While taxing the rich involves tough choices, so does boosting the income of low earners. Simply cutting taxes is usually not the answer. The simplest approach is cash transfers. This appears to have worked well in Brazil, through the Bolsa Família Program, which was introduced by President Luiz Inácio Lula da Silva in 2003 and contributed to a 27% fall in poverty. And despite criticism that it discourages work, studies by the World Bank found no evidence that this is the case.

This approach, however, would be unlikely to gain political traction in many richer countries. ‘A key challenge for governments is to assist lower income groups without discouraging them from work,’ says Förster. This can often be best achieved through in-work benefits – refundable tax credits that can be gradually phased out as wages rise.

A well-designed tax system does have the potential to reduce inequalities.
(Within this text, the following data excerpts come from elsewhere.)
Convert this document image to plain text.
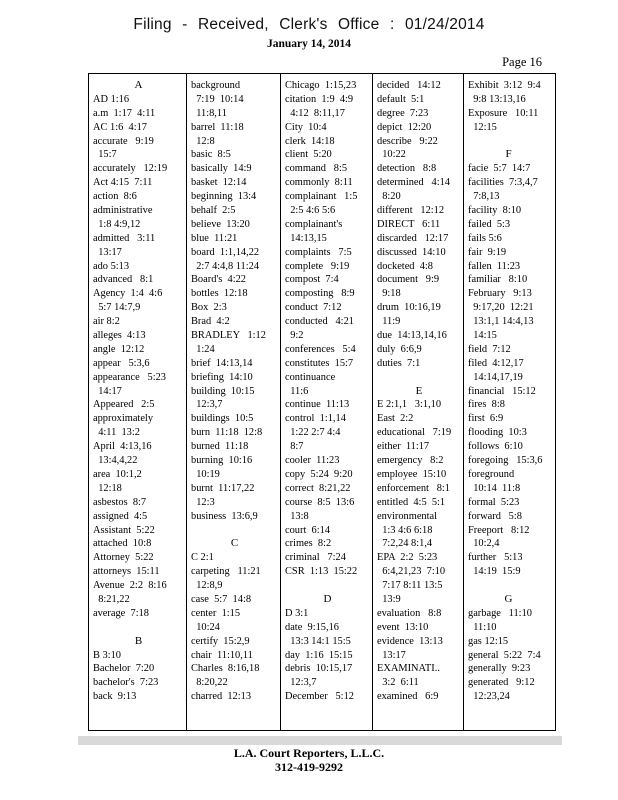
Filing - Received, Clerk's Office : 01/24/2014
January 14, 2014
Page 16
A
AD 1:16
a.m  1:17  4:11
AC 1:6  4:17
accurate   9:19
15:7
accurately   12:19
Act 4:15  7:11
action  8:6
administrative
1:8 4:9,12
admitted   3:11
13:17
ado 5:13
advanced   8:1
Agency  1:4  4:6
5:7 14:7,9
air 8:2
alleges  4:13
angle  12:12
appear   5:3,6
appearance   5:23
14:17
Appeared   2:5
approximately
4:11  13:2
April  4:13,16
13:4,4,22
area  10:1,2
12:18
asbestos  8:7
assigned  4:5
Assistant  5:22
attached  10:8
Attorney  5:22
attorneys  15:11
Avenue  2:2  8:16
8:21,22
average  7:18
B
B 3:10
Bachelor  7:20
bachelor's  7:23
back  9:13
background
7:19  10:14
11:8,11
barrel  11:18
12:8
basic  8:5
basically  14:9
basket  12:14
beginning  13:4
behalf  2:5
believe  13:20
blue  11:21
board  1:1,14,22
2:7 4:4,8 11:24
Board's  4:22
bottles  12:18
Box  2:3
Brad  4:2
BRADLEY   1:12
1:24
brief  14:13,14
briefing  14:10
building  10:15
12:3,7
buildings  10:5
burn  11:18  12:8
burned  11:18
burning  10:16
10:19
burnt  11:17,22
12:3
business  13:6,9
C
C 2:1
carpeting   11:21
12:8,9
case  5:7  14:8
center  1:15
10:24
certify  15:2,9
chair  11:10,11
Charles  8:16,18
8:20,22
charred  12:13
Chicago  1:15,23
citation  1:9  4:9
4:12  8:11,17
City  10:4
clerk  14:18
client  5:20
command   8:5
commonly  8:11
complainant   1:5
2:5 4:6 5:6
complainant's
14:13,15
complaints   7:5
complete   9:19
compost  7:4
composting   8:9
conduct  7:12
conducted   4:21
9:2
conferences   5:4
constitutes  15:7
continuance
11:6
continue  11:13
control  1:1,14
1:22 2:7 4:4
8:7
cooler  11:23
copy  5:24  9:20
correct  8:21,22
course  8:5  13:6
13:8
court  6:14
crimes  8:2
criminal   7:24
CSR  1:13  15:22
D
D 3:1
date  9:15,16
13:3 14:1 15:5
day  1:16  15:15
debris  10:15,17
12:3,7
December   5:12
decided   14:12
default  5:1
degree  7:23
depict  12:20
describe   9:22
10:22
detection   8:8
determined   4:14
8:20
different   12:12
DIRECT   6:11
discarded   12:17
discussed  14:10
docketed  4:8
document   9:9
9:18
drum  10:16,19
11:9
due  14:13,14,16
duly  6:6,9
duties  7:1
E
E 2:1,1   3:1,10
East  2:2
educational   7:19
either  11:17
emergency   8:2
employee  15:10
enforcement   8:1
entitled  4:5  5:1
environmental
1:3 4:6 6:18
7:2,24 8:1,4
EPA  2:2  5:23
6:4,21,23  7:10
7:17 8:11 13:5
13:9
evaluation   8:8
event  13:10
evidence  13:13
13:17
EXAMINATI..
3:2  6:11
examined   6:9
Exhibit  3:12  9:4
9:8 13:13,16
Exposure   10:11
12:15
F
facie  5:7  14:7
facilities  7:3,4,7
7:8,13
facility  8:10
failed  5:3
fails 5:6
fair  9:19
fallen  11:23
familiar   8:10
February   9:13
9:17,20  12:21
13:1,1 14:4,13
14:15
field  7:12
filed  4:12,17
14:14,17,19
financial   15:12
fires  8:8
first  6:9
flooding  10:3
follows  6:10
foregoing   15:3,6
foreground
10:14  11:8
formal  5:23
forward   5:8
Freeport   8:12
10:2,4
further   5:13
14:19  15:9
G
garbage   11:10
11:10
gas 12:15
general  5:22  7:4
generally  9:23
generated   9:12
12:23,24
L.A. Court Reporters, L.L.C.
312-419-9292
But it is not the only tool that governments should use to foster a fairer society, argues KPMG’s Morgan.

‘Inequality can be exacerbated by a range of problems, from flaws in employment law and union representation, to poor lifetime training opportunities for displaced workers,’ he says. ‘Redesigning the tax system should not be a substitute for asking tough questions about how the broader economy is working.’